Abruptly, the Sergeant realised that he was spying.

He turned, and picked his way through the shadowed streets into a breeze which was unusually cold.

The car was exactly where it should be, and the boy was gone.

The Sergeant arrived at Brighton House ten minutes later, and closed the door on Mancreu with some finality. In the morning he would love the place again, he knew, but for tonight he had had enough. Enough tomatoes, enough stolen fish, enough local characters and their little ways. Enough tigers, enough trying to do the right thing. He was tired and he was not dead and that was good.

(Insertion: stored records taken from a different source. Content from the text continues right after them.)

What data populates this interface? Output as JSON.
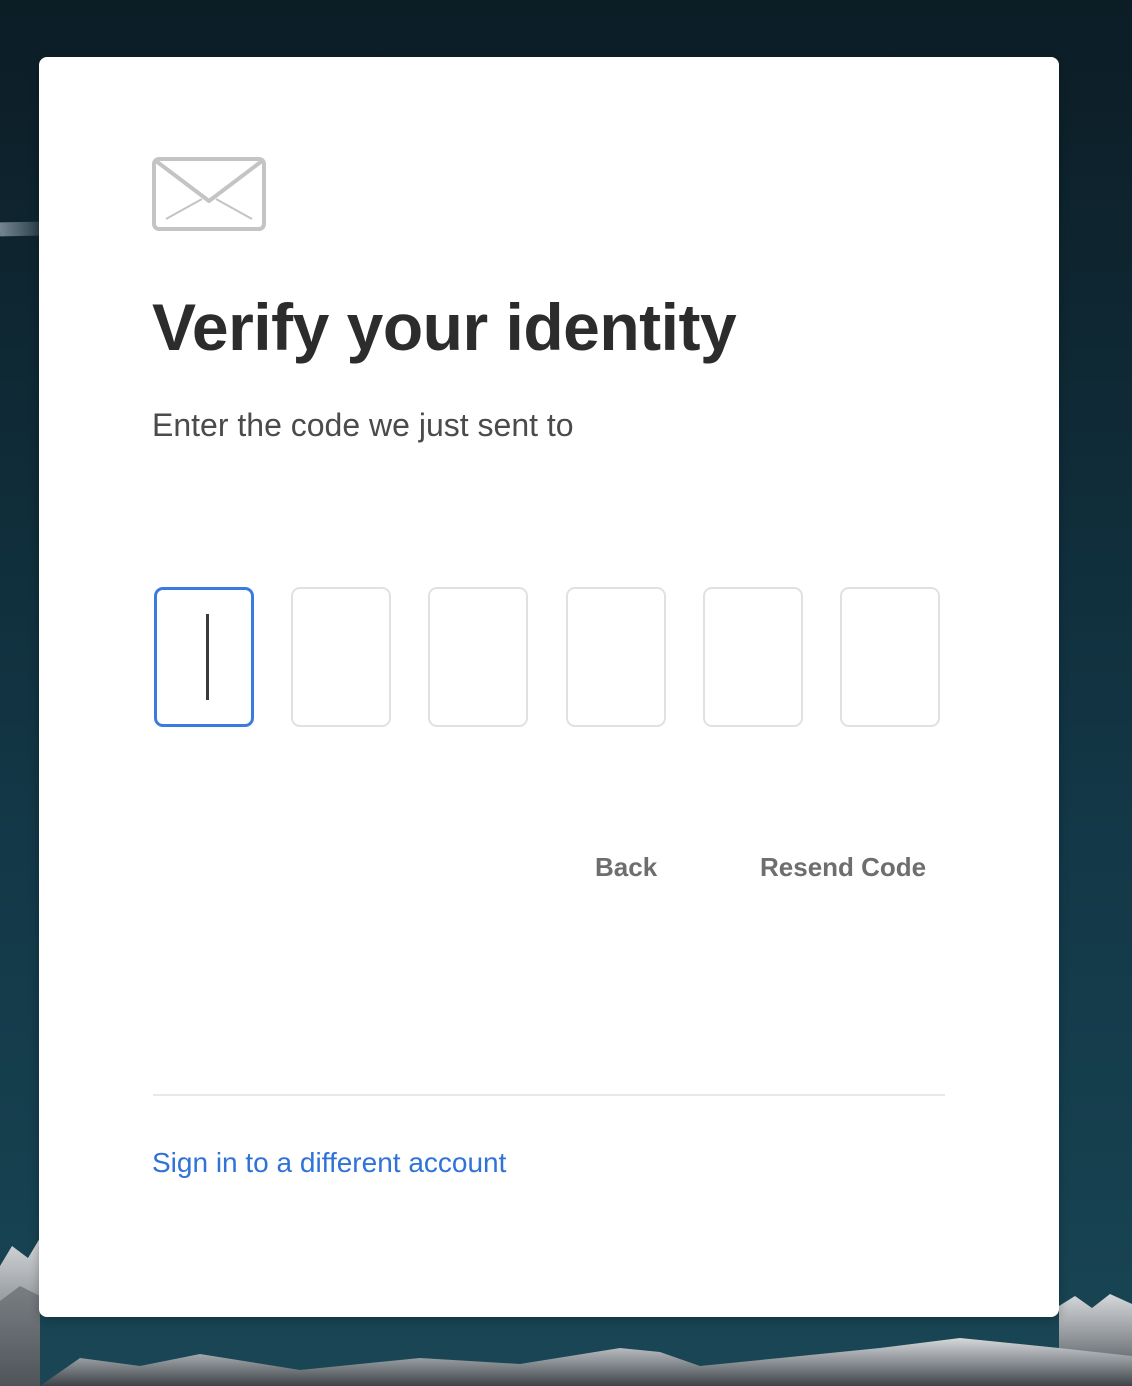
{
  "page": {
    "title": "Verify your identity",
    "subtitle": "Enter the code we just sent to"
  },
  "code_input": {
    "digits": [
      "",
      "",
      "",
      "",
      "",
      ""
    ],
    "active_index": 0
  },
  "actions": {
    "back_label": "Back",
    "resend_label": "Resend Code"
  },
  "footer": {
    "switch_account_label": "Sign in to a different account"
  },
  "icons": {
    "header_icon": "mail-envelope-icon"
  },
  "colors": {
    "accent": "#3b7be0",
    "link": "#2f72d8",
    "title": "#2c2c2c",
    "secondary_text": "#6e6e6e",
    "card_background": "#ffffff"
  }
}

He stripped off the suit and bundled it into a bag. When he awoke he would destroy it, return as many pieces as he could to the armoury, and move on. He reckoned he had a better than even chance of having escaped identification and tracking tonight. If he had, all he needed to do was sit tight and stay clean and let the inevitable blurring of events and the imminent destruction of Mancreu wash the problem away. Dig in and let the shitstorm fly by. He laughed, feeling the euphoria of survival.

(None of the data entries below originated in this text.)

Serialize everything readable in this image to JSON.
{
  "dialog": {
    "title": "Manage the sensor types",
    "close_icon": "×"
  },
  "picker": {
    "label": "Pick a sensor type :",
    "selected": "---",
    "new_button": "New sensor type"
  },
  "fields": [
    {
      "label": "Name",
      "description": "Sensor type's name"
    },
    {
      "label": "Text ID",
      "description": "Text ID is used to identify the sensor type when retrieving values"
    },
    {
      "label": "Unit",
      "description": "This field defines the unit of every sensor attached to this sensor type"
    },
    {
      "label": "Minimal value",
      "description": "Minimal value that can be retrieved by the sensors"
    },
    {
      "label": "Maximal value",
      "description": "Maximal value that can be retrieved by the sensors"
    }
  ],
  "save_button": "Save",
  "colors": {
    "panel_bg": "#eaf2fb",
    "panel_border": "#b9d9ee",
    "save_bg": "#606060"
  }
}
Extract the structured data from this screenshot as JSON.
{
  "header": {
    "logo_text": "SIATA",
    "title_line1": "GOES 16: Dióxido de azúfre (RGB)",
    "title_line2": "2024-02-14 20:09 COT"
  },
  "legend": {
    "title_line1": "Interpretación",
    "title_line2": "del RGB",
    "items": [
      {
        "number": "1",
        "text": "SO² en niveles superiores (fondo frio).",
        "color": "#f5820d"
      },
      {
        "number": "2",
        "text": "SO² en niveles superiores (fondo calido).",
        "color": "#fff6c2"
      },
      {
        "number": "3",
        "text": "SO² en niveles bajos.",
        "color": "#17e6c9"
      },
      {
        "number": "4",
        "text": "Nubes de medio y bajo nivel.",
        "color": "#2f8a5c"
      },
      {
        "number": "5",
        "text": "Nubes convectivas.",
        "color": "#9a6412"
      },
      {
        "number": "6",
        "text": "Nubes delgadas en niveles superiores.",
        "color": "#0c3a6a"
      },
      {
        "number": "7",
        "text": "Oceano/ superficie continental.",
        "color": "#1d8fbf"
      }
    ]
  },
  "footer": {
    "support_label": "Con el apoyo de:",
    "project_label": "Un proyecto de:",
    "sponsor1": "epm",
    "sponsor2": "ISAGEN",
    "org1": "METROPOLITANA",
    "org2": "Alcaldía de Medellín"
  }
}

Fuck you, he told the world. Not dead, again.

He showered, peering down at himself and seeing the body he recognised, old scars and new bruises. He had some light scalding, some scratches, and in the mirror he could see a bold blue square where the armour had taken bullets. Green mosaic tiling gave his body a slightly fishy sheen.

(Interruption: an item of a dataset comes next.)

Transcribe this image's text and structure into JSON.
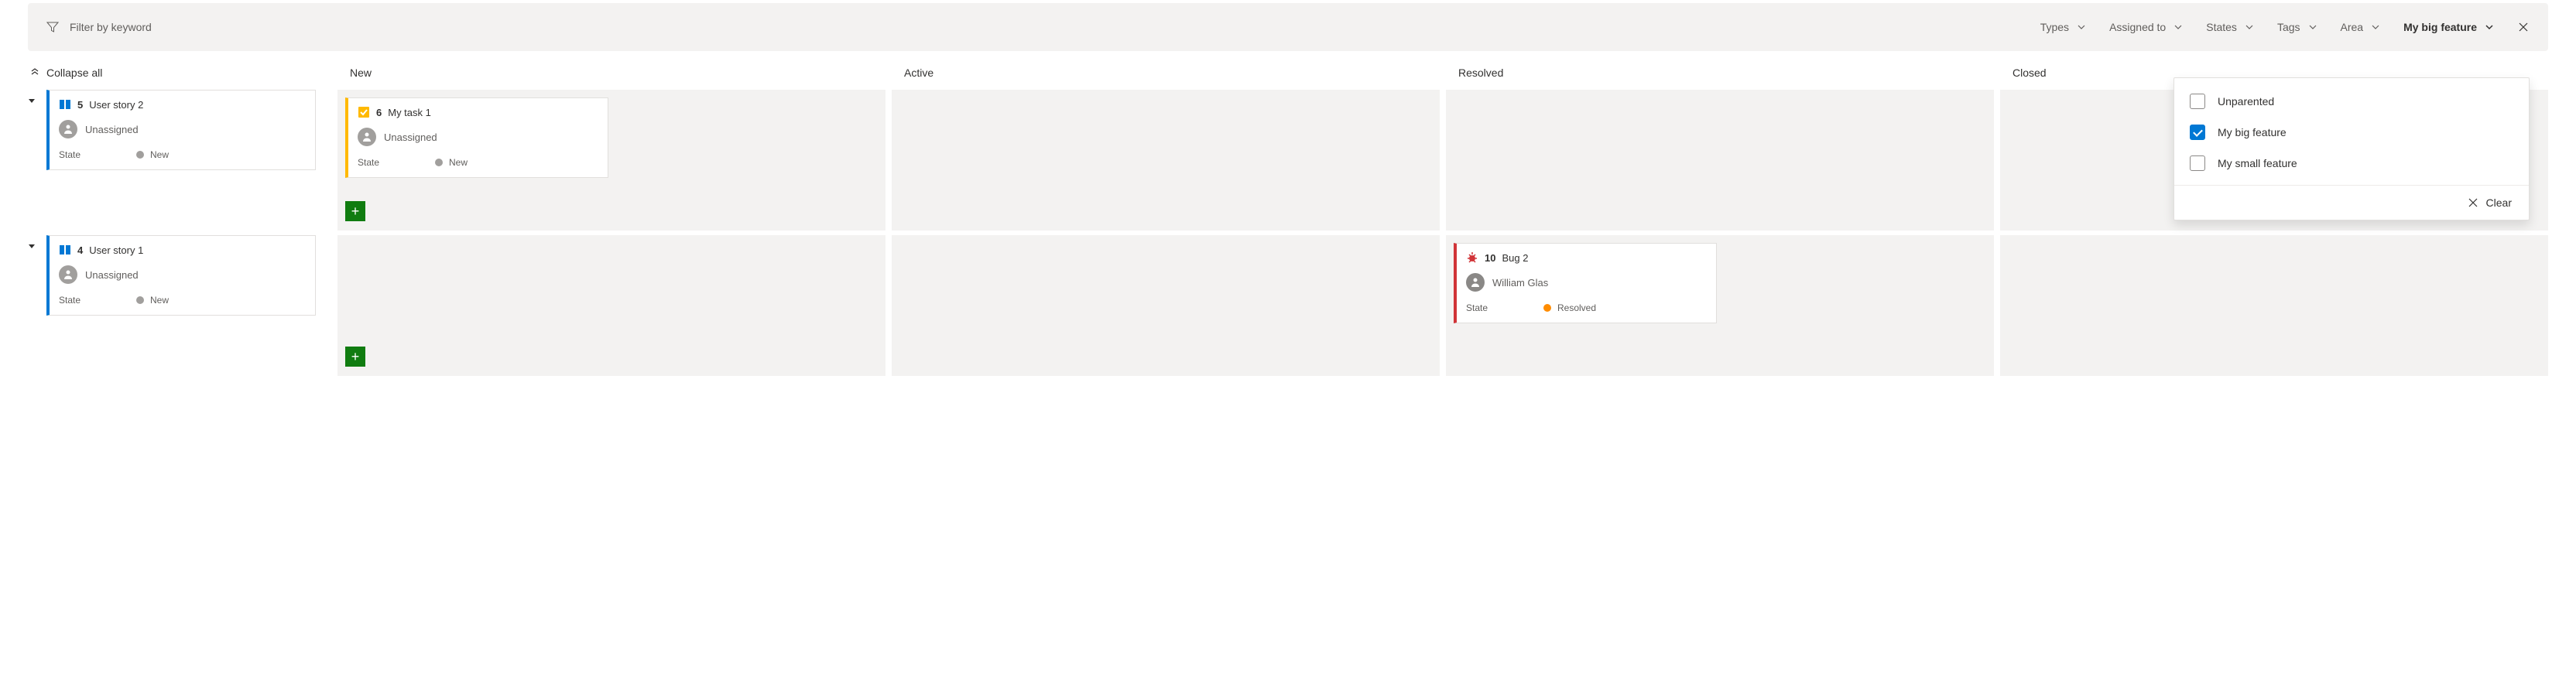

He walked naked into the galley and drank water straight from the tap, then when his thirst faded he poured a couple of fingers of Scotch and sipped at it slowly, letting himself feel the burn. He did not dilute it. He wanted the fire in it, the bite.

Sensing movement, he peered at his groin, half-amused, half-frustrated. Signs of post-combat arousaclass="underline" all dressed up and no place to go. He patted his penis in a friendly way. It bounced. After three decades of sharing his life with its weird, unpredictable reactions, he tended to view it as a benign alien presence and treated it accordingly. He had never given it a name, because he privately thought only idiots did that, but it was idle to pretend that he and the organ were always of one mind. He, for example, found nothing erotic in being shot at, but it inevitably produced this reaction. Seeing the Witch naked and having sex would seem much more so, but had elicited none at all. That was imponderable, but curiously appropriate. He wished her well with Raoul, truly. He felt his desire relinquish her, felt his mind remove her to that separate, respected place reserved for things he cherished and wanted to protect, but did not touch.

Not dead, again.

11. Complications

THE SERGEANT SHOWERED and went into the comms office, found that Kershaw had indeed called, several times. He thought for a while, then lifted the phone and called back.

‘What’s the news, Jed?’ he asked, when the operator connected him. ‘I’ve been hearing helicopters all night.’

‘Your typical batshit insane Mancreu,’ Kershaw snapped. ‘While you were fucking three Bolivian pole-dancers in a hayloft, some jackass hillman went postal on a patrol. Roughed them up pretty good. You okay?’

‘Aside from being roused from my beauty sleep. Big chap, was he, this jackass?’

‘Oh, ha ha.’

‘I was only going to observe, between Bolivians as it were, that we in the British Army give our fellows guns and train them in this thing called combat, and we tend to think of one bloke attacking a full patrol of – what, eight? – as a bit of an error on his part. We tend to expect the patrol to cut such a fucking idiot into thin strips and bring him home to us for close inspection of the parts.’

‘They were a man short.’

‘Oh, well, if it was only seven to one, that explains it.’

‘Yeah, I guess it was a lot like the War of Independence, huh?’

‘Yes, I’ll tell the Queen, she loves your little japes. Here, hang on.’ He yawned loudly. ‘Did you say he roughed them up? As in, with his hands?’

‘Hands and feet. One of them has a heelmark on his ribs.’

I’ll be sure and burn the boots first. The Sergeant let a little more disdain creep into his voice. ‘He was unarmed? Against professional soldiers?’